The utility of Escherichia coli as a contamination indicator for rural drinking water: Evidence from whole genome sequencing
Nowicki S., deLaurent ZR., de Villiers EP., Githinji G., Charles KJ.
Across the water sector, Escherichia coli is the preferred microbial water quality indicator and current guidance upholds that it indicates recent faecal contamination. This has been challenged, however, by research demonstrating growth of E. coli in the environment. In this study, we used whole genome sequencing to investigate the links between E. coli and recent faecal contamination in drinking water. We sequenced 103 E. coli isolates sampled from 9 water supplies in rural Kitui County, Kenya, including points of collection (n = 14) and use (n = 30). Biomarkers for definitive source tracking remain elusive, so we analysed the phylogenetic grouping, multi-locus sequence types (MLSTs), allelic diversity, and virulence and antimicrobial resistance (AMR) genes of the isolates for insight into their likely source.

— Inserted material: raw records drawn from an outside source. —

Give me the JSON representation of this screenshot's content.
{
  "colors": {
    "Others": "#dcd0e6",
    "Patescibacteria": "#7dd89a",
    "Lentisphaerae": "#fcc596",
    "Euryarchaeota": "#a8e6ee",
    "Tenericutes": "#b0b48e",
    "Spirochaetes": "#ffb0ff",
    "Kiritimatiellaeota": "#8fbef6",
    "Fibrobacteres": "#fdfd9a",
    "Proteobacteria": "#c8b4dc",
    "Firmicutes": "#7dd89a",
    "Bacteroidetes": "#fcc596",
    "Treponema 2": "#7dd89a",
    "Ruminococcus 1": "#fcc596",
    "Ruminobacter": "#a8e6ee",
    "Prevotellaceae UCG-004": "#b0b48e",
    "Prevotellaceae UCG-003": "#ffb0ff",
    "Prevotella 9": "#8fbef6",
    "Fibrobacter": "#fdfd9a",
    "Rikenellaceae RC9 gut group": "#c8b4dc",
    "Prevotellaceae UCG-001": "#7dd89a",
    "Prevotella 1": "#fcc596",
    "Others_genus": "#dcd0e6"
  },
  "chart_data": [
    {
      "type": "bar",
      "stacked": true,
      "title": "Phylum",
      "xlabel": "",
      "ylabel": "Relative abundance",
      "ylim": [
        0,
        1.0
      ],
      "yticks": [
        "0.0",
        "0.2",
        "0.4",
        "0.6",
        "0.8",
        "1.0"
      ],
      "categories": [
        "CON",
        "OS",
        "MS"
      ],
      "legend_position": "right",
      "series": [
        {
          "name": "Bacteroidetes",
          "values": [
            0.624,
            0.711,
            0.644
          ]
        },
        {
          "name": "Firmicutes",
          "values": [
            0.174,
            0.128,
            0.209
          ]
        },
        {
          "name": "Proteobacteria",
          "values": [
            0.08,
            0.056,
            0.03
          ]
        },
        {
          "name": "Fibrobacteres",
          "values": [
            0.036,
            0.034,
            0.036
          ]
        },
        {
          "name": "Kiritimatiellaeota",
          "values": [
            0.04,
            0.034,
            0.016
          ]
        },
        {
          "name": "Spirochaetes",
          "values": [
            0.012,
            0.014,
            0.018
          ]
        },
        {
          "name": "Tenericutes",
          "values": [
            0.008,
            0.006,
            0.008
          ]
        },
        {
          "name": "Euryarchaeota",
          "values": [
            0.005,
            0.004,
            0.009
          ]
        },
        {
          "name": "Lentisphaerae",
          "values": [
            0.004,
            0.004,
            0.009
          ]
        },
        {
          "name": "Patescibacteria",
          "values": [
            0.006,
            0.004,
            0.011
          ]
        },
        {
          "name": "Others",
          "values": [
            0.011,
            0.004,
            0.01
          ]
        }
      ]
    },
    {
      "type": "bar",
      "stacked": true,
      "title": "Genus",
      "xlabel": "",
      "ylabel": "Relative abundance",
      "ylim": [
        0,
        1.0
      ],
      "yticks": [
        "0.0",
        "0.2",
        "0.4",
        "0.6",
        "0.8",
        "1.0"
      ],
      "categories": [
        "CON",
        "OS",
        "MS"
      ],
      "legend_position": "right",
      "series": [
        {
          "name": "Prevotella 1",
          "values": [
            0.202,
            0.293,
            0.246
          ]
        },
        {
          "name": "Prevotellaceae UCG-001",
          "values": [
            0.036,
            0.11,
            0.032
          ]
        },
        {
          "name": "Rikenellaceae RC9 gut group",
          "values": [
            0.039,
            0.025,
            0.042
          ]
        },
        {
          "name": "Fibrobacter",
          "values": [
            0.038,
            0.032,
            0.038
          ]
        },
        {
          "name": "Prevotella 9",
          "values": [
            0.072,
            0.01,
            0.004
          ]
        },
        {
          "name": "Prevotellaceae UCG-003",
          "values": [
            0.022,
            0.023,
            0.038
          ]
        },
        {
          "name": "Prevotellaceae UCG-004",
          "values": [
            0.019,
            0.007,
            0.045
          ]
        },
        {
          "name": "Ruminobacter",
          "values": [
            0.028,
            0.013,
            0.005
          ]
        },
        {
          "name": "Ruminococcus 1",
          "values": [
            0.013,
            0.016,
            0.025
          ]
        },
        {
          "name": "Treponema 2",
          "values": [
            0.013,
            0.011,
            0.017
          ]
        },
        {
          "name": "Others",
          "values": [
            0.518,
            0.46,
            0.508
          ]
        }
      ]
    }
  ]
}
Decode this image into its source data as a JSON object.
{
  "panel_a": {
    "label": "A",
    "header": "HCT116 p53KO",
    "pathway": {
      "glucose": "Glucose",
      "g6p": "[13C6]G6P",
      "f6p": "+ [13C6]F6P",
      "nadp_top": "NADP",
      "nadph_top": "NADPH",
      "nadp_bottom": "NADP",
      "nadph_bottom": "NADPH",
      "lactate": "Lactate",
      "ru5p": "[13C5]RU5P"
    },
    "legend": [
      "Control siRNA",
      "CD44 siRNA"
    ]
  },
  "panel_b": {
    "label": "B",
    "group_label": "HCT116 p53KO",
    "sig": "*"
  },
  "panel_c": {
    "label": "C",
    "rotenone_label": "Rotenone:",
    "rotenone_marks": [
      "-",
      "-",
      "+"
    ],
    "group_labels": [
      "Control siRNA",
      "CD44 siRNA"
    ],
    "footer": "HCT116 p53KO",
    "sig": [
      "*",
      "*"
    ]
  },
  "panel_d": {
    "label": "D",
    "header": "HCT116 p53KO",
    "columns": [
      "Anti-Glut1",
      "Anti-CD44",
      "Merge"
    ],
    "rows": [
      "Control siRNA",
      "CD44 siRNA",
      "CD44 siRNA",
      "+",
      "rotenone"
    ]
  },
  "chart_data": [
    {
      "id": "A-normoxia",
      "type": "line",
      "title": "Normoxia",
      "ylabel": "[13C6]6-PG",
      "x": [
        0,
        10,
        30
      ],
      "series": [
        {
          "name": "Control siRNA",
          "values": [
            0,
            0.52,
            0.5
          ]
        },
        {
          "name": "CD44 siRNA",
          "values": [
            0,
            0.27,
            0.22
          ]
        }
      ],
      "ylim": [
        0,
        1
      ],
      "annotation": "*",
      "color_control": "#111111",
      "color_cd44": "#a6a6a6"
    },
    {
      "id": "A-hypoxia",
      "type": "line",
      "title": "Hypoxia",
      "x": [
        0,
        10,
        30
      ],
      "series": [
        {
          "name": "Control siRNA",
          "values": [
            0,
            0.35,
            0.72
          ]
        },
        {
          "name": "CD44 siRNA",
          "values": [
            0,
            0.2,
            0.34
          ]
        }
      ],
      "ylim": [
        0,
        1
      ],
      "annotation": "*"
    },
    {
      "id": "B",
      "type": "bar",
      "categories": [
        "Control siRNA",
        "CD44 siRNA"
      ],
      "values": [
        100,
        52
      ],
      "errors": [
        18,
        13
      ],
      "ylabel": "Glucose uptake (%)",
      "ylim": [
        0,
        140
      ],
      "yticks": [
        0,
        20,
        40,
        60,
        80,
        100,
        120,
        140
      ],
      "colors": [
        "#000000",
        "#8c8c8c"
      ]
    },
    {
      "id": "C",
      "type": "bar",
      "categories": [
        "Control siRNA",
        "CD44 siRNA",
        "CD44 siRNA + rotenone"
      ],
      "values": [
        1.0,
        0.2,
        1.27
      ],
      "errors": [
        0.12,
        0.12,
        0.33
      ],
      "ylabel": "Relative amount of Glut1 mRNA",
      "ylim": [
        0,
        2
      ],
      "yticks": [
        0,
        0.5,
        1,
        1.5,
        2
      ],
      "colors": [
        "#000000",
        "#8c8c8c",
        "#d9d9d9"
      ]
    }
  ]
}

Phylogroup B1, which is generally better adapted to water environments, is dominant in our samples (n = 69) and allelic diversity differences (z = 2.12, p = 0.03) suggest that naturalised populations may be particularly relevant at collection points with lower E. coli concentrations (<50 / 100mL). The strains that are more likely to have originated from human and/or recent faecal contamination (n = 50), were found at poorly protected collection points (4 sites) or at points of use (12 sites). We discuss the difficulty of interpreting health risk from E. coli grab samples, especially at household level, and our findings support the use of E. coli risk categories and encourage monitoring that accounts for sanitary conditions and temporal variability.